We nearly ran over him. 

It took all my willpower not to pull him into the boat when he kept changing his stroke from freestyle to breaststroke and back again way too frequently.  But I figured if I ordered him out of the water, he’d be more stubborn and more likely to drown. So I bit my tongue, repeatedly.

Finally, finally, we grew nearer to shore.  With about half a mile to go I let the 13 year old jump out to swim.  I can’t tell you how relieved I felt when we reached the area where he could touch again. But he didn’t stop swimming. He was slow, but he swam all the way in.

Hurrah! Everyone clapped, even though they had to wait at least an extra half an hour for him to finish.  I think he was too tired to feel proud of his accomplishment at that moment, but he was happy to eat a whole Snickers bar on the ride home.

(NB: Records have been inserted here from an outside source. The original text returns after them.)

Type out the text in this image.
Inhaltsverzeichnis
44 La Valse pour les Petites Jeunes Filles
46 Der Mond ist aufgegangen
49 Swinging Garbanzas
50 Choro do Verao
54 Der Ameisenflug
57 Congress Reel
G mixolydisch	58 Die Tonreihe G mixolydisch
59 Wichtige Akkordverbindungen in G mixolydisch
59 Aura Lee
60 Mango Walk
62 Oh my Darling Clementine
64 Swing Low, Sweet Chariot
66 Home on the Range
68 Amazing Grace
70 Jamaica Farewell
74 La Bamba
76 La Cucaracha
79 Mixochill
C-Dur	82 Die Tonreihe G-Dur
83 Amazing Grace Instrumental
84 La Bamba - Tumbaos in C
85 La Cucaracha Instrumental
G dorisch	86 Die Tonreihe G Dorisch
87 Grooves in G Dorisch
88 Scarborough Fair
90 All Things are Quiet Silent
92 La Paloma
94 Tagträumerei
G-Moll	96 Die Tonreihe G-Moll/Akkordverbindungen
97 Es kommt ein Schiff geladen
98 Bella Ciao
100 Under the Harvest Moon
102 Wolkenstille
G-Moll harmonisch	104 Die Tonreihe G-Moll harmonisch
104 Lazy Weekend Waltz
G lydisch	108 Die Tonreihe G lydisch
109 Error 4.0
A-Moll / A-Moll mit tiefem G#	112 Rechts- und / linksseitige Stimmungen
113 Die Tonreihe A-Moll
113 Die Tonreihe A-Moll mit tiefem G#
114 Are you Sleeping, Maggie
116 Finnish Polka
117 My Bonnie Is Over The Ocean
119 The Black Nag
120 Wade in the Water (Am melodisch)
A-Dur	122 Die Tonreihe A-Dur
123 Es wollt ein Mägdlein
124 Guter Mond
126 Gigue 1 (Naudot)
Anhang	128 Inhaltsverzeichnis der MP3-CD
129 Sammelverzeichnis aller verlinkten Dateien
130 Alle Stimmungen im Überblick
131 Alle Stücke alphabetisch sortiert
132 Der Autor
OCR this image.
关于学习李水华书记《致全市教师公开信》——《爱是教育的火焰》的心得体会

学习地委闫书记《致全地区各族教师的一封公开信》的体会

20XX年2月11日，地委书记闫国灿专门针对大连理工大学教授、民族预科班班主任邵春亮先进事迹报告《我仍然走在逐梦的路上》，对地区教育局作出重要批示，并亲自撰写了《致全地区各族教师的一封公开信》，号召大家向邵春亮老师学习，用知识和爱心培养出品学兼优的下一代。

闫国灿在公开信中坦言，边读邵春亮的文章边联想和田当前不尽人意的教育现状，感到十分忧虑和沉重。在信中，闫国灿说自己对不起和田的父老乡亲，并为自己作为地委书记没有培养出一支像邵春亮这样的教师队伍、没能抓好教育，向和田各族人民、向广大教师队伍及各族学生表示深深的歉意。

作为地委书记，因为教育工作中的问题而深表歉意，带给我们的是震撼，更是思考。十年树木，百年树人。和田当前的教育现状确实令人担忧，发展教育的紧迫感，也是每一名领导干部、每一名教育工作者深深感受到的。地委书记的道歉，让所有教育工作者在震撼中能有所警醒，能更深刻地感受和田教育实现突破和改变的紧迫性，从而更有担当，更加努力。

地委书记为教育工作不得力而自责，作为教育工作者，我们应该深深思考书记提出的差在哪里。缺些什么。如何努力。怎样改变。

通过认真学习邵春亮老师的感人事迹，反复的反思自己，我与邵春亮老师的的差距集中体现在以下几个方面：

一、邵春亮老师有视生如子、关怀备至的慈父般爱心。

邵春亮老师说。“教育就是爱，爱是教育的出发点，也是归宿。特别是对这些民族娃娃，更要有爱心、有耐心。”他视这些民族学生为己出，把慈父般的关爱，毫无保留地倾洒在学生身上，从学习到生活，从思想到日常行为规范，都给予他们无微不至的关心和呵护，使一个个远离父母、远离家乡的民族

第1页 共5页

Some things really satisfy.

(Sorry, could resist…)

2 comments:

Hope said...

I applaud you. I was so full of fear when my kids were growing up and I wished I would have put myself in situations where I would have had to face my fears for the benefit of my kids.

GretchenJoanna said...

You describe so well the agony of mind we mothers so often go through! I also find myself praying "Lord, have mercy," over and over, when I am overwhelmed by worries and fears. And He always does.

Reading is one form of escape. Running for your life is another.